Ainda falta um bom bocado para Paialvo. Mas, agora, são
longas as rectas até Riachos, Entroncamento e Lamarosa. E, ou o novo cartão se
perdeu, ou já ficou desenhado tudo o que era para desenhar.
Chegado a Paialvo, algum «carro do Campião» o terá levado
até Tomar. Então os solavancos do trote das cavalgaduras pela estrada
esburacada é que rabiscos no papel impediram.
Por certo em Tomar haveria de ficar essa noite. Em casa
do Pinto, ora bem. No dia seguinte, ou noutro qualquer, logo teria diligência
que o levasse, serra acima, até Figueiró… Abraços ao «Manel», cumprimentos à mulher, beijinhos aos
pequenos.
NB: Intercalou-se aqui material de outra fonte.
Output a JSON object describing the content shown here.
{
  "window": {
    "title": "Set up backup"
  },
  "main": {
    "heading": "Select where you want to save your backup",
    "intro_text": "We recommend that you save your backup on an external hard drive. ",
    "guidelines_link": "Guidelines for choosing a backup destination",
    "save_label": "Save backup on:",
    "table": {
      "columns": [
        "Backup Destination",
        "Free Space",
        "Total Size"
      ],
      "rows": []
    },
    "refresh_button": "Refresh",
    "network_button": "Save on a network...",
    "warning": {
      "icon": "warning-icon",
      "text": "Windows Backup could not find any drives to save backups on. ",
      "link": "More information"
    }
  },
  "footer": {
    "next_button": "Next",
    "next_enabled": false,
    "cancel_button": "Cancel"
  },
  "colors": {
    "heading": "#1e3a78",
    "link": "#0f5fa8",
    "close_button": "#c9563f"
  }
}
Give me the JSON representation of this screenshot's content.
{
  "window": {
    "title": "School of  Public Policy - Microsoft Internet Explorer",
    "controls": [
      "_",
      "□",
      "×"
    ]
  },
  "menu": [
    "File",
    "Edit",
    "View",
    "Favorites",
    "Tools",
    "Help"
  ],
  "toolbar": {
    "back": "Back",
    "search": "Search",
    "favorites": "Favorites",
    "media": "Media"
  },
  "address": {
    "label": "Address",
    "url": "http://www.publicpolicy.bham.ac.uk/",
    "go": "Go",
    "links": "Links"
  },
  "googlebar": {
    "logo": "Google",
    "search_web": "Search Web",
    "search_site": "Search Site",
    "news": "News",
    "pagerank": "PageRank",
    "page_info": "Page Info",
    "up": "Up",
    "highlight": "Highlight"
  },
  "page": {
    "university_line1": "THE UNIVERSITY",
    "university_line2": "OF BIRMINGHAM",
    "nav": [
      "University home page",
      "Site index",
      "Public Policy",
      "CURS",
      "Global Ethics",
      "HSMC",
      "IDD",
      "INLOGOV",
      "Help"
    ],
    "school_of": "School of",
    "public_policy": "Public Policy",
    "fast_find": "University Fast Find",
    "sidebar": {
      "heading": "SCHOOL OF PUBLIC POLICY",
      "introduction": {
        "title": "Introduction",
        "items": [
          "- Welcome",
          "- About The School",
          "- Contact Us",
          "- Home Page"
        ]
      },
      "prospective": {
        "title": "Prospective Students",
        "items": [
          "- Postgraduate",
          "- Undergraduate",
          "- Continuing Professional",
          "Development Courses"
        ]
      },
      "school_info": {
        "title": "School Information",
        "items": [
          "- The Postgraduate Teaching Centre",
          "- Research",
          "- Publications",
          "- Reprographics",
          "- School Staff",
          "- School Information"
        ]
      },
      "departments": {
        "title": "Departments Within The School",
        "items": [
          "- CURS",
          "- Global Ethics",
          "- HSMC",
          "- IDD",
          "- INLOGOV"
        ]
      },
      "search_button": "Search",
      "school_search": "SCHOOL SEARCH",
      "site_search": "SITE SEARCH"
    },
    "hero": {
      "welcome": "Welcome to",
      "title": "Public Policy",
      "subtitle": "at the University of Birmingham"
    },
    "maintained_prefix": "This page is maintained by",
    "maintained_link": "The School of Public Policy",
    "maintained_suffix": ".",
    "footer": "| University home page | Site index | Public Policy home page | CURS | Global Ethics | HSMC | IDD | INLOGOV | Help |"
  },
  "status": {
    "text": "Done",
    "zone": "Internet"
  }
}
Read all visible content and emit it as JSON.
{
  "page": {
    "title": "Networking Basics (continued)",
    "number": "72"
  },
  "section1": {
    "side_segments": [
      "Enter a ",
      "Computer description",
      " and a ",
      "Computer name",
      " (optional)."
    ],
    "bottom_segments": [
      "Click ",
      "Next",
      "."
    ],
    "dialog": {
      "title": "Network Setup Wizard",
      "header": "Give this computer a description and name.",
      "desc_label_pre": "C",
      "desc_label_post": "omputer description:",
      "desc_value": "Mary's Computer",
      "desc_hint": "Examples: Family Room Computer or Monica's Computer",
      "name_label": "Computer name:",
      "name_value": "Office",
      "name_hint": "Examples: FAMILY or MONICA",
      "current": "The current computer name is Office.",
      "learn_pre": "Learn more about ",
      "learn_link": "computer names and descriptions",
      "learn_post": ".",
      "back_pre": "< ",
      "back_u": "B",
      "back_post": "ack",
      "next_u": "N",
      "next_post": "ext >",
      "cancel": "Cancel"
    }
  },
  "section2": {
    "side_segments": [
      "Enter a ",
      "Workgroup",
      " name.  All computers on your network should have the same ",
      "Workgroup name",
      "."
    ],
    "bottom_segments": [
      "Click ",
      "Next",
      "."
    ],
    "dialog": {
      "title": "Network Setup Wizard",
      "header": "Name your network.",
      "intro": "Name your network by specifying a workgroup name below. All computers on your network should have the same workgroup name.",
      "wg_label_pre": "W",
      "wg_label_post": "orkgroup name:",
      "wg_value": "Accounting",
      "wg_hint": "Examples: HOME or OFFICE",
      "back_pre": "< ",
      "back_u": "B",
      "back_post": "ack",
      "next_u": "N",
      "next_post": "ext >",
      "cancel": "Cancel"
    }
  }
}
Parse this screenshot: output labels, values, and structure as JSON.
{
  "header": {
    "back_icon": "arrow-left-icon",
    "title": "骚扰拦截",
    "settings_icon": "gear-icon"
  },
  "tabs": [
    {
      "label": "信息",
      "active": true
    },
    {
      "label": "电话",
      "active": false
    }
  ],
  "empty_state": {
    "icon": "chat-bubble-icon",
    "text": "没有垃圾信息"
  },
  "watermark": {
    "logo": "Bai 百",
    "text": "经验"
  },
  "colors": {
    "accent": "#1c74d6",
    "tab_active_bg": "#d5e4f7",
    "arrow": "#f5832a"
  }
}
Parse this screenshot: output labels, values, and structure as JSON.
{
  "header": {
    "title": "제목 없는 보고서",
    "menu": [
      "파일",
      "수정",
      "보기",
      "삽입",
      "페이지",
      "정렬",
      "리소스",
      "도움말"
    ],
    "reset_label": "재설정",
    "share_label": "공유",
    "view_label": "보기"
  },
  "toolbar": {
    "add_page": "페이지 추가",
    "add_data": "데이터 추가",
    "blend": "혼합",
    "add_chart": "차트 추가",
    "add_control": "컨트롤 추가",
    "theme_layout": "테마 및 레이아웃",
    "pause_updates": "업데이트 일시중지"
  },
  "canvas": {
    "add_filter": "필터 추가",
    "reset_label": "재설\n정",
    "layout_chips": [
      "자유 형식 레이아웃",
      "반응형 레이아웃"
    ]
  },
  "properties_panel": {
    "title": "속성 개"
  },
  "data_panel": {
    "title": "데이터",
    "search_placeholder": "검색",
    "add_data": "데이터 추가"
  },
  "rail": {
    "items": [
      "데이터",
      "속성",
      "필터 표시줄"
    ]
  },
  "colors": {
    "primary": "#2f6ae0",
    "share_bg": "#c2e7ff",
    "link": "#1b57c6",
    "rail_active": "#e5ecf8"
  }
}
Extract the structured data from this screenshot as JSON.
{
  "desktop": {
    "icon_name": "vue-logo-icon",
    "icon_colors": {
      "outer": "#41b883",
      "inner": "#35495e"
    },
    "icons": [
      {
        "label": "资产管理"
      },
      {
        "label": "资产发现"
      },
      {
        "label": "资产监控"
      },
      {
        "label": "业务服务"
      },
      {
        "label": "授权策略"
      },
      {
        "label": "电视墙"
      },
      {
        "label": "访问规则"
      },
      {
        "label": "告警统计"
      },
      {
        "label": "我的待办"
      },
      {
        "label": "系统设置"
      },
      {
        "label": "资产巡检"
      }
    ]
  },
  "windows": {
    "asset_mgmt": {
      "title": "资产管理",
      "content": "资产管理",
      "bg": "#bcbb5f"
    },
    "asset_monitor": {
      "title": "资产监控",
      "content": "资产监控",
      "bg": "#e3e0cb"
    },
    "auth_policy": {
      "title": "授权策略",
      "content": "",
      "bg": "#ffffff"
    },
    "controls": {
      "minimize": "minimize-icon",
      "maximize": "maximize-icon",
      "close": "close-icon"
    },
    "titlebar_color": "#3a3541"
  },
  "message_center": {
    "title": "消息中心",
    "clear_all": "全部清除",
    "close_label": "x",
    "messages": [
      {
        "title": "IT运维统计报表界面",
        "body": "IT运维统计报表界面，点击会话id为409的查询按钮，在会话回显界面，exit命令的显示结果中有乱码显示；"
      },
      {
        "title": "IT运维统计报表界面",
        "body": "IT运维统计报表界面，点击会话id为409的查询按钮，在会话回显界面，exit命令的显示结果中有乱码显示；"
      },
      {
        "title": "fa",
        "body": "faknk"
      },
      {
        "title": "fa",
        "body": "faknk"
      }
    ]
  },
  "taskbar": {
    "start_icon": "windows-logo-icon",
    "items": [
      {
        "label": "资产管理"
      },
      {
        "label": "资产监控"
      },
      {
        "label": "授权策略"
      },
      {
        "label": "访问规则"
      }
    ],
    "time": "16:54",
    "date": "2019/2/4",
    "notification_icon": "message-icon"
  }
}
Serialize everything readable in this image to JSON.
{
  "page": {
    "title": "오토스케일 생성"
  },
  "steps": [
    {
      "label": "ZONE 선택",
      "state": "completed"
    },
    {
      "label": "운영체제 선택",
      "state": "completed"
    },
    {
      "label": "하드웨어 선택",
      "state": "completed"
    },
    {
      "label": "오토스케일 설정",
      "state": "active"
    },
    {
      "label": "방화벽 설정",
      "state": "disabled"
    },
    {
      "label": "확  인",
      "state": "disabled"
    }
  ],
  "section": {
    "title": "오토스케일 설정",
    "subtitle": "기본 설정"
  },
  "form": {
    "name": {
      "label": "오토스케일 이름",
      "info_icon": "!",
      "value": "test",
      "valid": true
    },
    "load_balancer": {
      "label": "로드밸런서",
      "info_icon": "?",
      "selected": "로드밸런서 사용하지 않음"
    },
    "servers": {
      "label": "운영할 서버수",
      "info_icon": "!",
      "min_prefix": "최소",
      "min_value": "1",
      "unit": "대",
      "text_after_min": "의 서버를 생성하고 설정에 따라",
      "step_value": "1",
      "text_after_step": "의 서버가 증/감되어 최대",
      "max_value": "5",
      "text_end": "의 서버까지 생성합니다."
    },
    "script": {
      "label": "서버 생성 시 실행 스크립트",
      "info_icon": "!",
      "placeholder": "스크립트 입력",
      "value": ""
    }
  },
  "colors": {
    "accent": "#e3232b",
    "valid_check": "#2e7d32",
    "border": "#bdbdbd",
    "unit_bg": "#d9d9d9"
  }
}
Muita conversa e todas as novidades.
Ainda nesse mesmo dia, talvez enquanto esperava que M.H.Pinto
desse umas quantas lições, mais um desenhito junto à Ponte Velha - «Margens do
Nabão, Thomar. 10 Abil 92». Os salgueiros, os choupos, os chorões deviam estar lindos, todos a rebentar... E mais um lampião, uma chaminé e outra coisa
qualquer…
Figueiró podia esperar.
[1] Disto falaremos para a próxima… com as
batatas de Sua Majestade.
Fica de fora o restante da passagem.